第32話社長交代

  



俺の父さんは、ようやく釈放された。

神谷弁護士に付き添われて、警察署か出てきた。

母は父に駆け寄り抱きついた。もう何人も報道陣がカメラで撮っているぞ。

それにこっちが恥ずかしいぞ。




朝のニュースで、ドートレ会社の社長逮捕と報じられた。

もうその日から、株価が暴落だ。


会社内で取締会が開かれて、監査報告は警察発表が真実だと報告した。

その場で社長と副社長の取締役の解任要求が出され、議決多数で解任が決まった。

後任の社長は、誰もならなかった。

それ程に会社は、ボロボロだからだ。



俺は、神谷弁護士に頼んで最安値でドートレ会社の株を買うように頼んだ。

3日後には、株を70%を超えた。




株主の俺は、株主総会の目的である理由を書いて提案をした。

緊急株式総会を招集して総会が開かれた。


壇上で俺は話し出した。


「今回の事件でギルドや政府は、ドートレ会社を潰そうとしています。
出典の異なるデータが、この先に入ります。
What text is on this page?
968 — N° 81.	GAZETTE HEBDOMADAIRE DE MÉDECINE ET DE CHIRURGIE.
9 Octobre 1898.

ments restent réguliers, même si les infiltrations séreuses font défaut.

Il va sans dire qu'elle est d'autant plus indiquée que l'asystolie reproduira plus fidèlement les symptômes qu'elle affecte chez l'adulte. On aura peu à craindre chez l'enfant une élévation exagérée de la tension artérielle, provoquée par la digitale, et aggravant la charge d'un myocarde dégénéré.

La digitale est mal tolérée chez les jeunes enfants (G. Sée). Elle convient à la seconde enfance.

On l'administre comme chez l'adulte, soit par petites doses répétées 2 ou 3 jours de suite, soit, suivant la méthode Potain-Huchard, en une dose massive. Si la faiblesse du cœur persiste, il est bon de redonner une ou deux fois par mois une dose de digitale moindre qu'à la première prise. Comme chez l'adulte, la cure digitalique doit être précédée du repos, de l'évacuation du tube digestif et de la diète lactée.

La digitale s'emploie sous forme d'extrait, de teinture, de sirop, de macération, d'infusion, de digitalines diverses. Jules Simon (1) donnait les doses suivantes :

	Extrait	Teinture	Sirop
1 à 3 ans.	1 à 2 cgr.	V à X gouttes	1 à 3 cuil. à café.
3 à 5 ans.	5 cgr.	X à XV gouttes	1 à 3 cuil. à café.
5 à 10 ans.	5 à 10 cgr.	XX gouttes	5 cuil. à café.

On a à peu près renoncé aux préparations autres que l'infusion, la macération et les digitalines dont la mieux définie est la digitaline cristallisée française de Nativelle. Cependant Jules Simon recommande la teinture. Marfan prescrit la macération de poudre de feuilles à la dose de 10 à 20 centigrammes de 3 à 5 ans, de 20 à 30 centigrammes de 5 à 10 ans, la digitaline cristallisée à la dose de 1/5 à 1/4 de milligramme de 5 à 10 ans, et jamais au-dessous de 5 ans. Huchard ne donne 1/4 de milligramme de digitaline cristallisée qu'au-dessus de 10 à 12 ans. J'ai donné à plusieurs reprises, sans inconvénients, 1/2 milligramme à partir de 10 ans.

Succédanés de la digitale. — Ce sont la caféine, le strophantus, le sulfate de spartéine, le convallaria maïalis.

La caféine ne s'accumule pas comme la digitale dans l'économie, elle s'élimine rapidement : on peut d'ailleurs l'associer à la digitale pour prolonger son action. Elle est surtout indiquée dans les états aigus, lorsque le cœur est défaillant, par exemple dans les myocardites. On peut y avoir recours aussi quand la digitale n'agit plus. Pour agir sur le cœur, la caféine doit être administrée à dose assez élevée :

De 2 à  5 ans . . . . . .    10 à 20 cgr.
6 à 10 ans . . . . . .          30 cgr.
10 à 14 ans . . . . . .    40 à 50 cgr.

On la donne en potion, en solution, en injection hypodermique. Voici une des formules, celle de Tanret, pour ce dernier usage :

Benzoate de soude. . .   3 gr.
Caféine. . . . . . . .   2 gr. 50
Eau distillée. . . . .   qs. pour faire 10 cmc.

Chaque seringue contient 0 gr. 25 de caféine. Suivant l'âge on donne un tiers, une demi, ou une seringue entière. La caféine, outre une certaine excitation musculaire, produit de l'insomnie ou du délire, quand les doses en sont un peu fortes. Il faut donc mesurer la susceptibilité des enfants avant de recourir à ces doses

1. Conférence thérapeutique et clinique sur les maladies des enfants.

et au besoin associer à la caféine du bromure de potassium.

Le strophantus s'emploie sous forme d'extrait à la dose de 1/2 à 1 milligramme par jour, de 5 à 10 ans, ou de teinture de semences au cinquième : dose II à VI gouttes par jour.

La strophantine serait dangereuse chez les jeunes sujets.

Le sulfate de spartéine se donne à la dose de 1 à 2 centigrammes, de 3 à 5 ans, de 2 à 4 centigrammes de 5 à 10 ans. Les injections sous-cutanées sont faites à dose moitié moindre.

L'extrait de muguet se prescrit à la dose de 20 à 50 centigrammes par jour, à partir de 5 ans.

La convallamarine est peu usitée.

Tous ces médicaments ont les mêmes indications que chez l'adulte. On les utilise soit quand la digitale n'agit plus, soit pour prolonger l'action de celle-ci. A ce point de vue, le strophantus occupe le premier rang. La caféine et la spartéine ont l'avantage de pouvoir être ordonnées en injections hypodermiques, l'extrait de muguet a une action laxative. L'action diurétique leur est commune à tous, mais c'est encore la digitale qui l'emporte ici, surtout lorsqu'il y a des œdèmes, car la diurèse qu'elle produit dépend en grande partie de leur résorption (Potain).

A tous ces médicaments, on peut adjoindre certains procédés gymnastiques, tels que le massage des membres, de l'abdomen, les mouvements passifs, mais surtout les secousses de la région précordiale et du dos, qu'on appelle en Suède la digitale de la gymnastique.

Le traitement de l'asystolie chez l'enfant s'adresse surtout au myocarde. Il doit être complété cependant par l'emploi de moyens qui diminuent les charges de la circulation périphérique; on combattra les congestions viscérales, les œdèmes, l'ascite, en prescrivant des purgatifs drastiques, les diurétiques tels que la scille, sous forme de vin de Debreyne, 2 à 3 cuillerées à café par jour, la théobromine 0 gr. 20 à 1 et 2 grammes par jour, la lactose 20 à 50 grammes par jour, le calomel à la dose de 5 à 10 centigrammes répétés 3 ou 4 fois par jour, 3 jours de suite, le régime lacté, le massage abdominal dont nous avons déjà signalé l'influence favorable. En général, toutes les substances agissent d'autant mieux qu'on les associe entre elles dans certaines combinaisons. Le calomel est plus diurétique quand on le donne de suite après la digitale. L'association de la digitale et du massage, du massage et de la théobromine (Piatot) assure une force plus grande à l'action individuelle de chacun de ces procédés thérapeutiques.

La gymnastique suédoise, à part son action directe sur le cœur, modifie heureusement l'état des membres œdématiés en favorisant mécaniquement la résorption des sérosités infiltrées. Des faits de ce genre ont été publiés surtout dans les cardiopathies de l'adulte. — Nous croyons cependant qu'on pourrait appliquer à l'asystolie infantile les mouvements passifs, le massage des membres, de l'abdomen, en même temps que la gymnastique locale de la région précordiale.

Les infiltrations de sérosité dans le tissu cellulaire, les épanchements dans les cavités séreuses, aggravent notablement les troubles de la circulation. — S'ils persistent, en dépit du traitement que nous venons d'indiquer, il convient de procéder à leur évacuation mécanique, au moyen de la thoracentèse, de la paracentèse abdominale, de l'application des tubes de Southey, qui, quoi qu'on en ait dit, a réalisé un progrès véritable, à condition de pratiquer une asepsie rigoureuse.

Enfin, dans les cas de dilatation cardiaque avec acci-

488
株式市場は、株式上場廃止へと向かってる状態だ。なので私の親を社長として推薦します。ギルドも政府も私には、借りがあるので上手くおさまるでしょう」


会場かどよめいた。そして拍手の数が増えて拍手で埋め尽くされた。

株がただの紙切れになるかの瀬戸際せとぎわだ。だから真剣だった。




そんな会場から女が叫んだ。


「私の主人は、そんな人でなしではないわ」


周りにいた記者が、女を取囲んだ。


「あなたは、三崎社長夫人ですね。今に心境を教えて下さい」


「なによ、あなた達は邪魔をしないで」


「私の入手した話ですとあなたの父親の河野氏は、福井県三方郡で死体となって発見されたようです。ご主人が深く関与してるようです。それでもご主人を擁護ようごするのですか?」


「嘘、嘘よ!!あなた達は悪魔だわ。あっちへ行って」


女は逃げるようにして会場を去った。

一部の記者は追い駆けた。


「ご静粛せいしゅくにお願いします。それでは代表取締役を選定を行ないます」


俺は、前もって他の株主や会社の数人に協力を仰いだ。

内容を聞いた株主と会社側は、こころよく承諾だ。


97%の賛成で、俺の親父を社長(代表取締役)にした。




魔石関係の企業は、多かれ少なかれ探索者と契約して魔石の買取をしている。

その場合は、探索者にも税金は発生する。


企業はそれでも必要に駆られて、税金以上の金を払って買取るのだ。

ギルドから買取る場合は、安定した買取が無理だからだ。

下手した場合は、時価で値上がった価格で購入する場合もあった。


それに対して時価が下がった場合は、一定の基準以下は下がらないシステムだ。

もうギルド優位な市場の話だ。



ドートレ会社にあった魔石は、ギルドよって全てが証拠物として回収された。

ギルドからの買取も中止さた状態だ。


もう倒産は目の前だ。


だから俺の魔石を、いや異世界の魔石をドバッと放出した。

会社の連中は驚きながら、魔石鑑定装置に通して「本物の魔石だ!」と叫んでいた。



異世界の魔石をジャンジャン放出した。


青い魔石で、業界トップに登り詰めるのもすぐだろう。



俺はスマホで連絡した。


「俺だけど、佐々木さんに頼みがある。ドートレ会社は俺が手に入れたから上手く対処してくれると嬉しいんだ」


珍しく「分かったわ」と快く引き受けてくれた。

なんかあっちこっちに手が回ってる感じだ。



次の日には、俺の事がバンバン報道されてた。

それに伴なって、株価は急激に回復して更に上昇した。





昼のニュース番組「ビック報道」でドートレ会社の事が報道されていた。


「どうですか、この急展開のドートレ会社の騒動は・・・」


「凄いと言うしかありませんよ。あんな会社を引き継ぐなんて・・・それも注目された人物の親が代表取締役なるなんて・・・」


「わたしも同感です。それに青い魔石の効果って本当ですかね」


「その噂ならわたしも聞いてます。知人の親がそれで治ったらしいです」


「それはガンですか?」


「詳しく言えませんが、難病である事は間違いありません」


「それは大変な事です・・・皆さん只今、日本政府が正式に青い魔石の効果を発表したようです」


世間の話題は、ドートレ会社の不祥事から青い魔石に移りつつあった。

更に世界の資産家が、日本に訪問して来ていた。